Os medicamentos para a malária pode realmente curar a diabetes?

Marca Huising, investigador no Departamento de Neurobiologia, da Fisiologia e do Comportamento UC Davis Faculdade de Ciências Biológicas, chefe do estudo, comentou sobre as suas conclusões: “primeiramente, nós esperamos ser capazes de replicar os resultados de pesquisas anteriores, infelizmente não era para ser”. Vamos ver em detalhes como você chegou a essa contradição.
Diabetes: as células alfa e beta células, nós, claramente,

Os sintomas da diabetes tipo 1 e tipo 2 são muito semelhantes, no entanto as causas subjacentes são diferentes:
Na diabetes tipo 1, o corpo não consegue criar suficiente de insulina, um hormônio produzido pelo pâncreas que regula o recrutamento de células de nutrientes.
No diabetes tipo 2, no entanto, a insulina está presente, mas as células não respondem de forma eficaz.
Como sabemos, a insulina é produzida pelo pâncreas, em particular ilhotas pancreáticas ou ilhotas de Langerhans, que contêm ambas as células alfa ambos células beta: estes são capazes de secretar insulina. Na diabetes tipo 1, esta célula é “perdido”, portanto, a produção de insulina é menor. Só por este mecanismo subjacente, o interesse dos cientistas é direcionado para a pesquisa de um método que pode gerar novas células beta. Idealmente, o tratamento da hipótese do estudo publicado na Célula teria que lidar com a sua condição, tomando uma droga para o tratamento da diabetes, capaz, portanto, para estimular este processo identificado.
Os medicamentos antimaláricos para o tratamento da diabetes: uma “descoberta” eye-catching
No início de 2017, em um artigo publicado na revista Cell, uma equipe europeia havia relatado que o medicamento antipalúdico Artemeter poderia promover a conversão de células células alfa e beta funcional. Nada de novo: a conversão das células-alfa em células beta já havia sido descrito anteriormente. Isso, no entanto, foi a primeira vez que uma droga existe promover essa transformação. Não é difícil entender por que este artigo causou um estado de grande excitação.

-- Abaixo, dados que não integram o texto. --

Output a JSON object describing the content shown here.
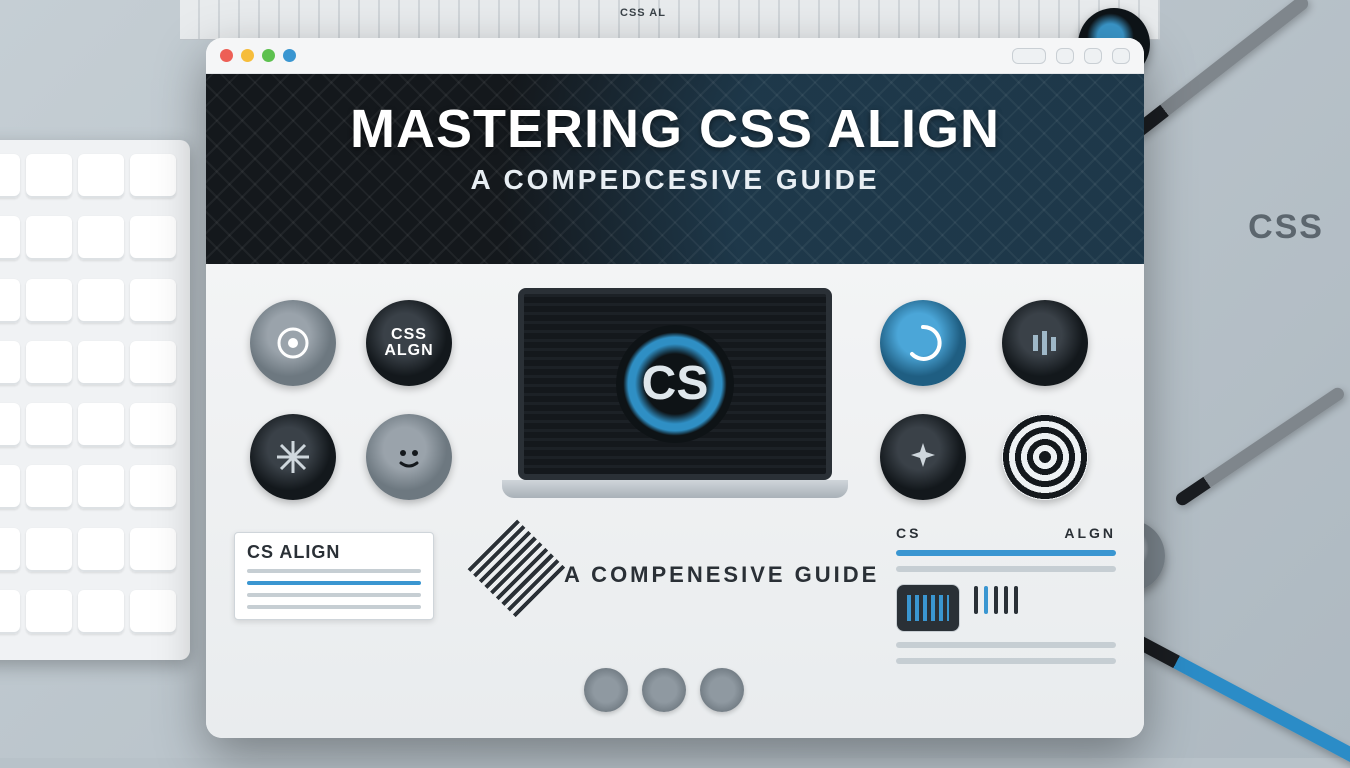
{
  "desk": {
    "ruler_label": "CSS AL",
    "side_text": "CSS"
  },
  "window": {
    "hero_title": "MASTERING CSS ALIGN",
    "hero_subtitle": "A COMPEDCESIVE GUIDE",
    "laptop_logo_letter": "CS",
    "badges": {
      "css_align": "CSS\nALGN"
    },
    "cards": {
      "left_card_title": "CS ALIGN",
      "mid_card_title": ""
    },
    "bottom_subtitle": "A COMPENESIVE GUIDE",
    "side_panel": {
      "left_label": "CS",
      "right_label": "ALGN"
    }
  }
}
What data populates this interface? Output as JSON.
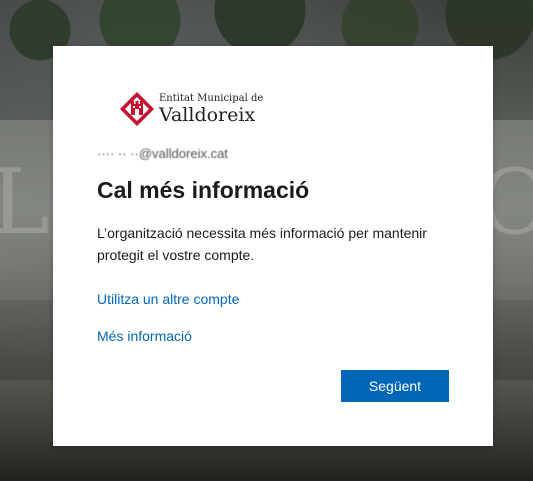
{
  "logo": {
    "line1": "Entitat Municipal de",
    "line2": "Valldoreix"
  },
  "identity": {
    "email": "···· ·· ··@valldoreix.cat"
  },
  "dialog": {
    "title": "Cal més informació",
    "description": "L’organització necessita més informació per mantenir protegit el vostre compte.",
    "links": {
      "other_account": "Utilitza un altre compte",
      "more_info": "Més informació"
    },
    "next_button": "Següent"
  },
  "colors": {
    "accent": "#0067b8",
    "logo_red": "#c8102e"
  }
}
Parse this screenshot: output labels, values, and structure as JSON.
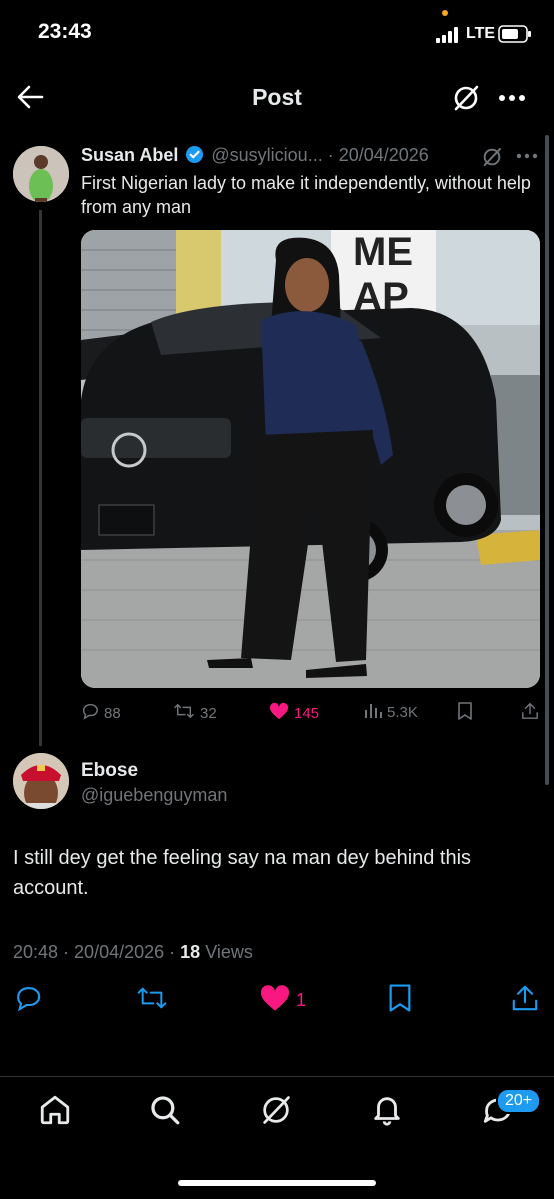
{
  "status_bar": {
    "time": "23:43",
    "network": "LTE"
  },
  "header": {
    "title": "Post"
  },
  "quoted_post": {
    "author_name": "Susan Abel",
    "handle": "@susyliciou...",
    "separator": " · ",
    "date": "20/04/2026",
    "text": "First Nigerian lady to make it independently, without help from any man",
    "photo_sign_text": [
      "ME",
      "AP"
    ],
    "stats": {
      "replies": "88",
      "reposts": "32",
      "likes": "145",
      "views": "5.3K"
    }
  },
  "reply": {
    "author_name": "Ebose",
    "handle": "@iguebenguyman",
    "text": "I still dey get the feeling say na man dey behind this account.",
    "time": "20:48",
    "date": "20/04/2026",
    "views_count": "18",
    "views_label": "Views",
    "like_count": "1"
  },
  "bottom_nav": {
    "notifications_badge": "20+"
  },
  "colors": {
    "background": "#000000",
    "text": "#e7e9ea",
    "muted": "#71767b",
    "like": "#f91880",
    "verified": "#1d9bf0"
  }
}
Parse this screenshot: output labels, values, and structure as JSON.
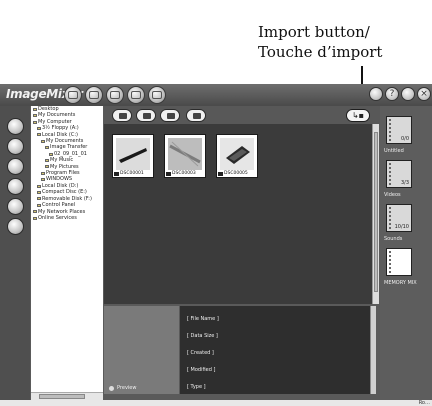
{
  "callout": {
    "line1": "Import button/",
    "line2": "Touche d’import"
  },
  "app": {
    "title": "ImageMixer"
  },
  "tree": {
    "items": [
      "Desktop",
      "My Documents",
      "My Computer",
      "3½ Floppy (A:)",
      "Local Disk (C:)",
      "My Documents",
      "Image Transfer",
      "02_09_01_01",
      "My Music",
      "My Pictures",
      "Program Files",
      "WINDOWS",
      "Local Disk (D:)",
      "Compact Disc (E:)",
      "Removable Disk (F:)",
      "Control Panel",
      "My Network Places",
      "Online Services"
    ]
  },
  "thumbnails": [
    {
      "label": "DSC00001"
    },
    {
      "label": "DSC00003"
    },
    {
      "label": "DSC00005"
    }
  ],
  "preview": {
    "label": "Preview"
  },
  "info": {
    "file_name": "[ File Name ]",
    "data_size": "[ Data Size ]",
    "created": "[ Created ]",
    "modified": "[ Modified ]",
    "type": "[ Type ]"
  },
  "albums": [
    {
      "count": "0/0",
      "name": "Untitled"
    },
    {
      "count": "3/3",
      "name": "Videos"
    },
    {
      "count": "10/10",
      "name": "Sounds"
    },
    {
      "count": "",
      "name": "MEMORY MIX"
    }
  ],
  "status": {
    "text": "Ro…"
  },
  "import_button": {
    "icon": "import-icon"
  }
}
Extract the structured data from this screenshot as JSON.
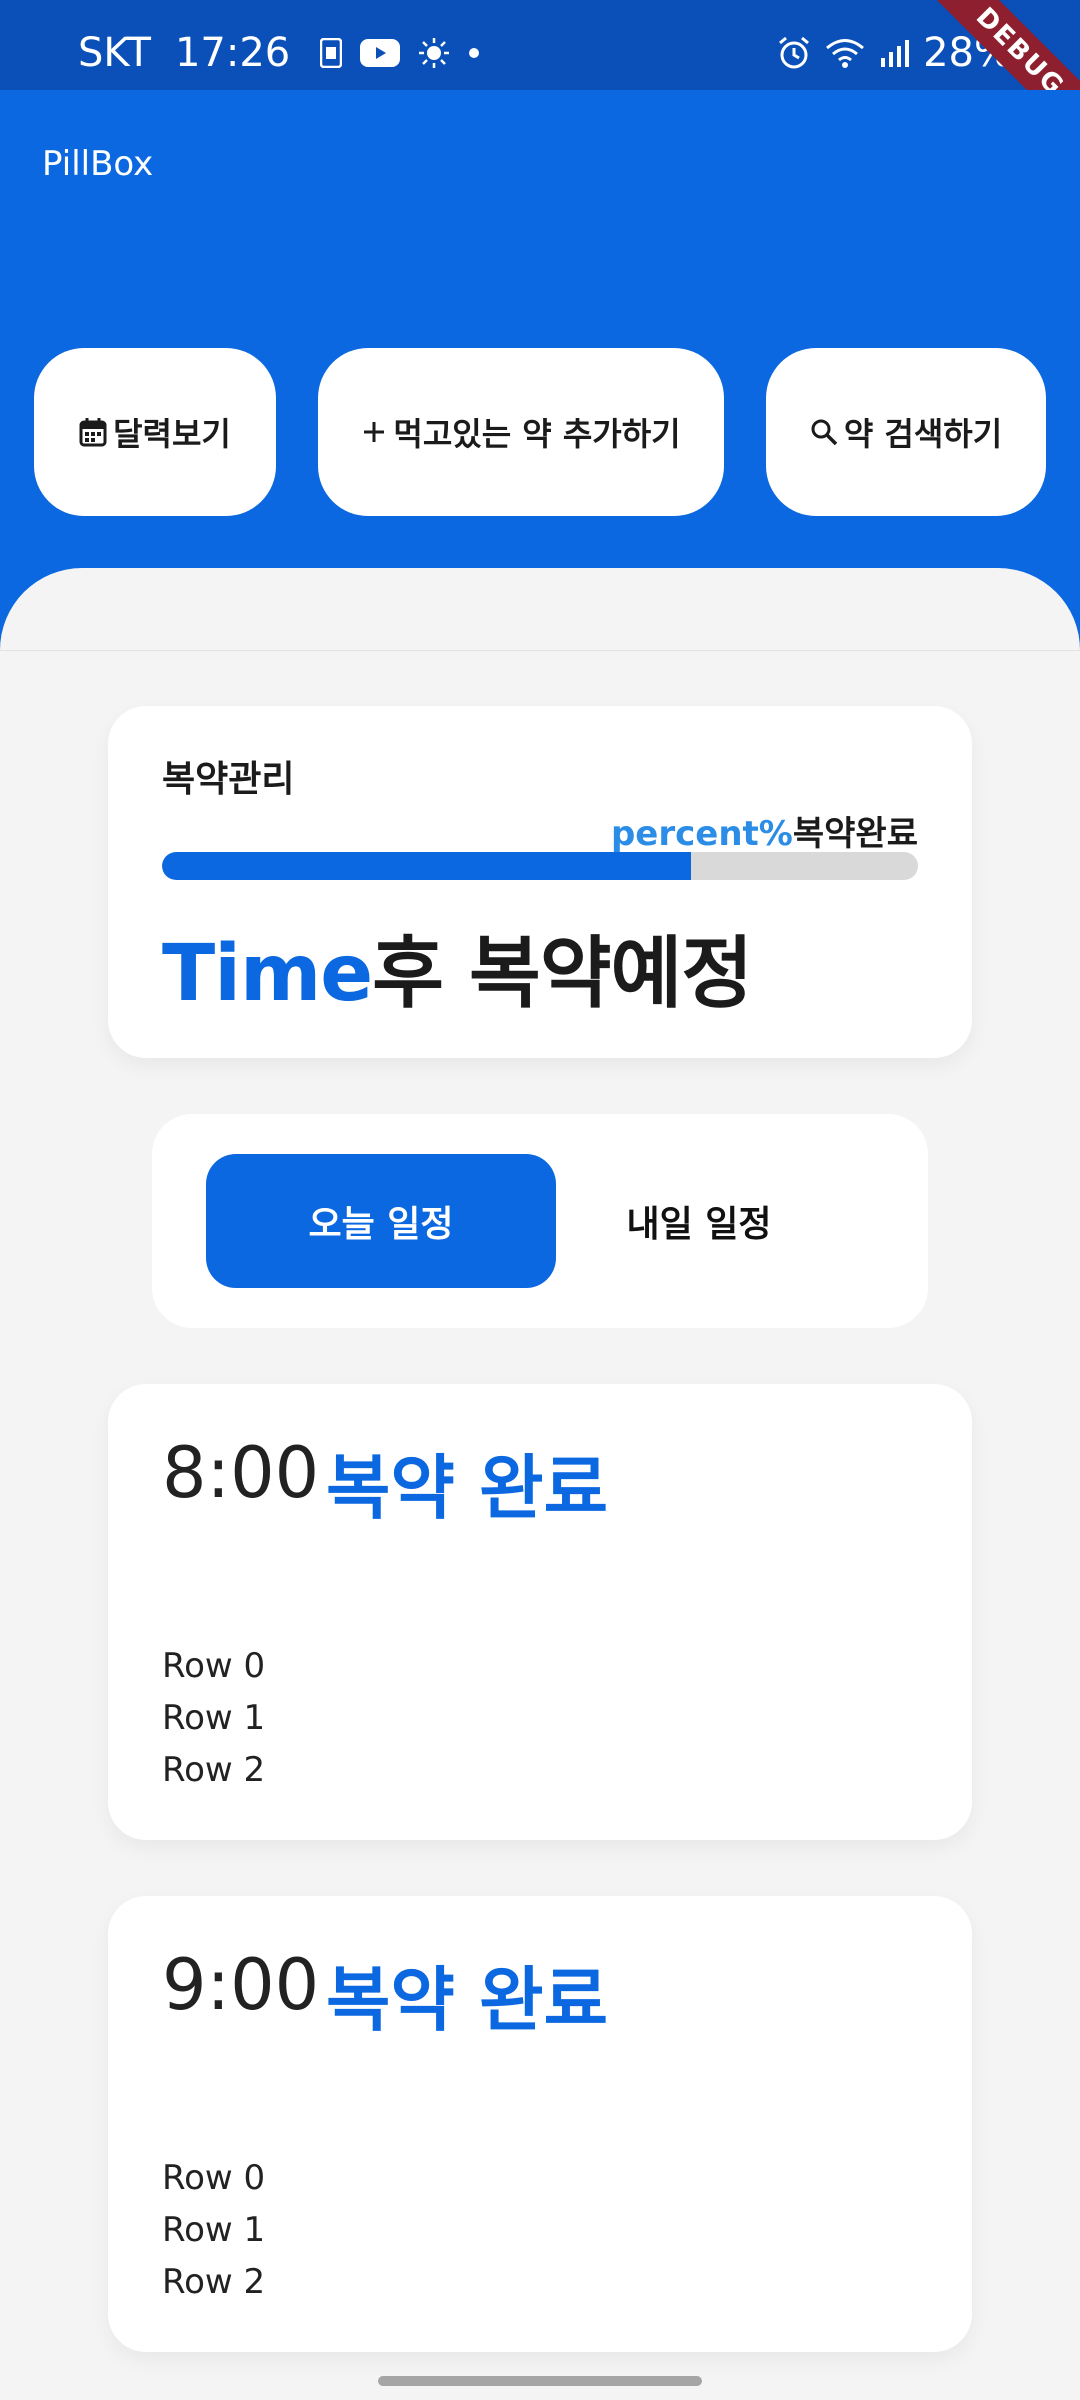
{
  "status_bar": {
    "carrier": "SKT",
    "time": "17:26",
    "battery": "28%",
    "icons_left": [
      "sim-card-icon",
      "youtube-icon",
      "brightness-icon",
      "dot-icon"
    ],
    "icons_right": [
      "alarm-icon",
      "wifi-icon",
      "signal-icon",
      "battery-icon"
    ]
  },
  "debug_banner": "DEBUG",
  "app": {
    "title": "PillBox"
  },
  "quick_actions": [
    {
      "icon": "calendar-icon",
      "label": "달력보기"
    },
    {
      "icon": "plus-icon",
      "label": "먹고있는 약 추가하기"
    },
    {
      "icon": "search-icon",
      "label": "약 검색하기"
    }
  ],
  "management": {
    "title": "복약관리",
    "percent_text": "percent%",
    "percent_suffix": "복약완료",
    "progress": 0.7,
    "next_time": "Time",
    "next_suffix": "후 복약예정"
  },
  "tabs": [
    {
      "label": "오늘 일정",
      "active": true
    },
    {
      "label": "내일 일정",
      "active": false
    }
  ],
  "schedules": [
    {
      "time": "8:00",
      "status": "복약 완료",
      "rows": [
        "Row 0",
        "Row 1",
        "Row 2"
      ]
    },
    {
      "time": "9:00",
      "status": "복약 완료",
      "rows": [
        "Row 0",
        "Row 1",
        "Row 2"
      ]
    }
  ],
  "colors": {
    "primary": "#0b68e0",
    "status_bar": "#0a50b8",
    "percent_accent": "#2b8de6",
    "background": "#f4f4f4",
    "debug": "#8e1f2e"
  }
}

Por esta razão, Huising, com a ajuda de seu aluno de pós-graduação Sharon Lee, decidiu imitar o original da experiência com o uso de todas as ferramentas de precisão necessário. A confirmação do que todos esperavam, no entanto, não chegou.
Os novos resultados
Para realizar esses experimentos, Lee tem usado ilhotas pancreáticas derivados de camundongos. Depois de cerca de quatro meses de experimentação com o uso da droga Artemeter, os resultados indicavam claramente que o medicamento antipalúdico não tinha ativado em qualquer forma, a conversão em células beta, apesar de tudo suportado por estudo anterior, publicado na Célula.
A nova publicação, Lee e Huising salienta, portanto, além dos resultados, a importância da reprodutibilidade dos experimentos. É um tema de constante preocupação e fortemente contestada em todos os níveis da investigação científica.
“É de fundamental importância lembrar que o nosso trabalho no laboratório tem um impacto no mundo real – disse Huising – por isso, Devemos continuar a lutar para manter os elevados padrões, especialmente quando falamos sobre as descobertas que a promessa de uma possível cura para o diabetes”.
Em conclusão, apesar de o medicamento antipalúdico experientes, não se revelou capaz de curar a diabetes tipo 1, a pesquisa ainda está em aberto. Depois de ler esta história, o que você acha do comentário Huising? Você partilhar o seu pensamento?